En 1889, un spécimen d'élasmosauridé est découvert par Handel Martin dans le comté de Logan, au Kansas. Williston le nomme comme une nouvelle espèce sous la désignation d’E. (?) marshii. Il émet des réserves quant à sa référence au genre, et il reconnait que ce taxon appartiendrait peut-être à un autre genre[15]. En 1943, Welles déplace E. (?) marshii vers un genre qui lui est propre, Thalassonomosaurus[37], avant que Carpenter synonymise ce dernier avec S. snowii en 1999[25]. Une autre espèce, E. nobilis, est nommée par Williston à partir de très grands restes découverts par Mudge en 1874 dans le comté de Jewell, au Kansas[15]. Welles déplace E. nobilis comme espèce de Thalassonomosaurus, T. nobilis, en 1943[37], mais sera également référé à S. snowii par Carpenter en 1999[25]. Enfin, deux vertèbres dorsales exceptionnellement grandes collectées par Charles H. Sternberg en 1895 ont été nommées E. sternbergii par Williston, mais ont été considérées comme indéterminées par Storrs[43],[45]. Williston mentionne trois espèces supplémentaires d’Elasmosaurus, qu'il figurerait et décrirait ultérieurement[15], avant de faire à nouveau référence à une nouvelle espèce d’Elasmosaurus, originaire du Kansas, en 1908[46].
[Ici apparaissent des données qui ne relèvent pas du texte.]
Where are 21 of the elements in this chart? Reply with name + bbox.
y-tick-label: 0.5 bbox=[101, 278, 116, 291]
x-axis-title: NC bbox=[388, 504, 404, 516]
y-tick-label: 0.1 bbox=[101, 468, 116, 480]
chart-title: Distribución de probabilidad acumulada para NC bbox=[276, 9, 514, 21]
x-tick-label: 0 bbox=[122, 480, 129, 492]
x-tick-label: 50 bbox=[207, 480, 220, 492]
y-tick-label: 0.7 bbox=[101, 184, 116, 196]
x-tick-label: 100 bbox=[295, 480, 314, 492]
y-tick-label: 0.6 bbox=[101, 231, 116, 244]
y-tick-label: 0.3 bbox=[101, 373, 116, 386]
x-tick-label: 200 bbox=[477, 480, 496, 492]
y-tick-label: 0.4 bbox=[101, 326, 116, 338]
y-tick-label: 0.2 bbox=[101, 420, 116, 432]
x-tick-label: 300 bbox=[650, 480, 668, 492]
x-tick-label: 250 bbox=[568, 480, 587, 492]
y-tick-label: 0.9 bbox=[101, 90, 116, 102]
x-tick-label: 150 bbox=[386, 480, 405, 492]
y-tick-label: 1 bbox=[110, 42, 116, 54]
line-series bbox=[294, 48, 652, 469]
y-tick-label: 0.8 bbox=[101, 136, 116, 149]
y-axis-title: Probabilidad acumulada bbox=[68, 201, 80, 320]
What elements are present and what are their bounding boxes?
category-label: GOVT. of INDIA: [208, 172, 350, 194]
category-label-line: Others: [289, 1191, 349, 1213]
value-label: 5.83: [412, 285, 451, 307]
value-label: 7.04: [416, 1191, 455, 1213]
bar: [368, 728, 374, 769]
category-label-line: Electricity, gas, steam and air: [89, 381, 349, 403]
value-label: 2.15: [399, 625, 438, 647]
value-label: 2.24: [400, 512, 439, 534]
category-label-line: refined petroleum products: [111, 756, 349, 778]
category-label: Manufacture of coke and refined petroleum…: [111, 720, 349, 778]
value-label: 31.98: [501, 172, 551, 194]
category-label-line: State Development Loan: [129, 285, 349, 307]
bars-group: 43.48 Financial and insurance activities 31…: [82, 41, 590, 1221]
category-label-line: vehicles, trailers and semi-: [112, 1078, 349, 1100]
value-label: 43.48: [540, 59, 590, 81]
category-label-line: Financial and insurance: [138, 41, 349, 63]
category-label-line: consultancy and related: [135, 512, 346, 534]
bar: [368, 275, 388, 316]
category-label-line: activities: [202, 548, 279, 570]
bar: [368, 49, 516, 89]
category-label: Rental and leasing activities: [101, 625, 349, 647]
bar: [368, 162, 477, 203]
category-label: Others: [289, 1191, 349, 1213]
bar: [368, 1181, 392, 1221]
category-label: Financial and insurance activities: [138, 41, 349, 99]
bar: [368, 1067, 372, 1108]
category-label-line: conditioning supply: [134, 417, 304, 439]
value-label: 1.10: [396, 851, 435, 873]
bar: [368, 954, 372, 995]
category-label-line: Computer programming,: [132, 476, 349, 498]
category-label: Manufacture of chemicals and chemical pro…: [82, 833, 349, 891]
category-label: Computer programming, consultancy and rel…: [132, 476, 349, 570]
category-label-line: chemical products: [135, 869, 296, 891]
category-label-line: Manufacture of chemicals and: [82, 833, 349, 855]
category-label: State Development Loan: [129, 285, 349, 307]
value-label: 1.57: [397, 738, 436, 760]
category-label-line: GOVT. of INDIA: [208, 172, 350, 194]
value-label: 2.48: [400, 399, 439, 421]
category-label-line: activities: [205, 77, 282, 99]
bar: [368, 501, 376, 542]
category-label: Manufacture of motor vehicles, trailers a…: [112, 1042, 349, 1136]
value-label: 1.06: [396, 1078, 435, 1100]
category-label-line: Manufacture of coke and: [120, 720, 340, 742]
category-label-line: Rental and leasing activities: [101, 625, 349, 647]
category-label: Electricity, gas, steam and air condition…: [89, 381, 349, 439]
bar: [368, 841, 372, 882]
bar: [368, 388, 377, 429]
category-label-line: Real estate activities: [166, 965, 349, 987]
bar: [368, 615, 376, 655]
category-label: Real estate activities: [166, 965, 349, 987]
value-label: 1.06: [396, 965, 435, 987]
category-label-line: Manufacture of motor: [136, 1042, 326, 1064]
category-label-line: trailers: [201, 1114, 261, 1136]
Plusieurs espèces russes, basées sur des restes vertébraux mal conservés, ont été attribuées à Elasmosaurus par N. N. Bogolubov en 1911. L'une est E. helmerseni, qui fut décrite pour la première fois par W. Kiprijanoff en 1882 de Maloje Serdoba, Saratov, sous le nom de Plesiosaurus helmerseni. Du matériel provenant de Scanie, en Suède, a aussi été attribué à P. helmerseni en 1885 par H. Schröder[47]. Des restes vertébraux et de membres[48] de Koursk initialement attribués par Kiprijanoff à P. helmerseni sont également déplacés par Bogolubov vers la nouvelle espèce E. kurskensis, qu'il considèrent comme « identique à Elasmosaurus ou apparentée à celui-ci ». Il nomme également E. orskensis, sur la base de « très gros » restes de vertèbres du cou et de la queue de Konopljanka, Orenbourg ; et E. serdobensis, basé sur une seule vertèbre cervicale de Maloje Serdoba[49]. Cependant, la validité de toutes ces espèces fut remise en question. Welles considère E. kurskensis comme un plésiosaure indéterminé en 1962[32]. Persson note dans une revue de 1959 du matériel suédois d’E. helmerseni qui, bien que l'espèce soit probablement étroitement liée à Elasmosaurus proprement dit, est trop fragmentaire pour que cette hypothèse puisse être évaluée[47], remarquant en 1963 que, concernant les trois dernières espèces, « leur définition générique et spécifique est discutable », bien qu'il refusa de les qualifier spécifiquement d'invalides car n'ayant pas pu voir le matériel fossile[34]. De même, en 1999, Evgeniy Pervushov, Maxim Arkhangelsky et A. V. Ivanov considérent E. helmerseni comme un élasmosauridé indéterminé[50]. En 2000, Storrs, Archangelsky et Vladimir Efimov sont d'accord avec Welles sur E. kurskensis et désignent E. orskensis et E. serdobensis comme des élasmosauridés indéterminés[51].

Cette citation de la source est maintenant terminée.